Abstract
Learning from noisy labels (LNL) aims to train high-performance deep models
using noisy datasets. Meta learning based label correction methods have
demonstrated remarkable performance in LNL by designing various meta label
rectification tasks. However, extra clean validation set is a prerequisite for
these methods to perform label correction, requiring extra labor and greatly
limiting their practicality. To tackle this issue, we propose a novel noisy
meta label correction framework STCT, which counterintuitively uses noisy data
to correct label noise, borrowing the spirit in the saying ``Set a Thief to
Catch a Thief''. The core idea of STCT is to leverage noisy data which is
i.i.d. with the training data as a validation set to evaluate model performance
and perform label correction in a meta learning framework, eliminating the need
for extra clean data.
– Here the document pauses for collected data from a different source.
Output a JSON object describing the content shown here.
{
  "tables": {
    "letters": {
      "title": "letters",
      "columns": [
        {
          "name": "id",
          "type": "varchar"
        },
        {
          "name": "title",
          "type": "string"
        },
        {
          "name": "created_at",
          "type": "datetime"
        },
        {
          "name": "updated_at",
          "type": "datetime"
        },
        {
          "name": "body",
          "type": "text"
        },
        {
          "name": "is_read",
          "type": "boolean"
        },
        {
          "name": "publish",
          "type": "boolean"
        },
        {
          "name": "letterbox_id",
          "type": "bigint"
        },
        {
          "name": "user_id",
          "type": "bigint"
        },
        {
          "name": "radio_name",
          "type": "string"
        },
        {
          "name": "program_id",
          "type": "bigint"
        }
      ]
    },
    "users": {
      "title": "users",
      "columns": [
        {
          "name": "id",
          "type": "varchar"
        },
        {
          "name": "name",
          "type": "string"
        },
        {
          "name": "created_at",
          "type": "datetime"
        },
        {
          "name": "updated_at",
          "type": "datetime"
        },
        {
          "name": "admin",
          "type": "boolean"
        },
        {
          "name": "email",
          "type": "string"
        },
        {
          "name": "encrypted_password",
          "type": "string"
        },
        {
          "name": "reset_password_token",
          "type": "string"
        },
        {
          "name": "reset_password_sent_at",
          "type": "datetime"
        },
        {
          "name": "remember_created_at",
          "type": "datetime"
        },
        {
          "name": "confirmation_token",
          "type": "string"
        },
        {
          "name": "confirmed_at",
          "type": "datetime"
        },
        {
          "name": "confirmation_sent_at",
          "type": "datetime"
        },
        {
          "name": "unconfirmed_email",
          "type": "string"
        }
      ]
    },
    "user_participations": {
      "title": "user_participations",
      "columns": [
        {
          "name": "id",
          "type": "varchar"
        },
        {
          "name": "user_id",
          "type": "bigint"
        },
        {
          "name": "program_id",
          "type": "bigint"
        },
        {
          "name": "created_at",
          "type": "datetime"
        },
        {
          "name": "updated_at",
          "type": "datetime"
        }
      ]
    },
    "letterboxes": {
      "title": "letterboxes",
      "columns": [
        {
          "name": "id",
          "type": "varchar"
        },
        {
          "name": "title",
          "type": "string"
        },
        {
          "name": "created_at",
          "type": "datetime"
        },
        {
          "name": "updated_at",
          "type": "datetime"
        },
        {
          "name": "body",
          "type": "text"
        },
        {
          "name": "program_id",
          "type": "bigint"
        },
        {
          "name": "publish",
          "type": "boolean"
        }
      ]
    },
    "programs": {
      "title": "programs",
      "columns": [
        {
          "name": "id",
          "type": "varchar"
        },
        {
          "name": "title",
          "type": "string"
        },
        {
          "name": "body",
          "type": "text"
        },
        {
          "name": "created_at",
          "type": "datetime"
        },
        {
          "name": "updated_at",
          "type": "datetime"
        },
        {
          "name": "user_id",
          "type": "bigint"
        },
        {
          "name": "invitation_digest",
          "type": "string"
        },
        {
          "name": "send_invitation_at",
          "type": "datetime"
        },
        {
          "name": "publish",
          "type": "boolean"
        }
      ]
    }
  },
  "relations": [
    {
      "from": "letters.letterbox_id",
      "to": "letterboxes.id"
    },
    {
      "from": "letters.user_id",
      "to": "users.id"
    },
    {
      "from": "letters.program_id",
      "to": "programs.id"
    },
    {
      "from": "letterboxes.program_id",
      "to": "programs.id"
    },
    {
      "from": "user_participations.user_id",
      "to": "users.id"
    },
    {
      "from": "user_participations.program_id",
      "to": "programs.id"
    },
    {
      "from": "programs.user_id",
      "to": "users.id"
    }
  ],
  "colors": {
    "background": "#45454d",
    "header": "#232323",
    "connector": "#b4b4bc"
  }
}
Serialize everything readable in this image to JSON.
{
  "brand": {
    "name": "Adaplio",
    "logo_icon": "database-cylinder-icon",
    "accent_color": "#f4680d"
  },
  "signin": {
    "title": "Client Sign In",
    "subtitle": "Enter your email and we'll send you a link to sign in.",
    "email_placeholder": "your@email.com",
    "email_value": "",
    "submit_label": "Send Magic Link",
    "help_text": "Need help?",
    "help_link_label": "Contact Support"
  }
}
By decoupling the complex bi-level optimization in meta
learning into representation learning and label correction, STCT is solved
through an alternating training strategy between noisy meta correction and
semi-supervised representation learning. Extensive experiments on synthetic and
real-world datasets demonstrate the outstanding performance of STCT,
particularly in high noise rate scenarios. STCT achieves 96.9% label correction
and 95.2% classification performance on CIFAR-10 with 80% symmetric noise,
significantly surpassing the current state-of-the-art.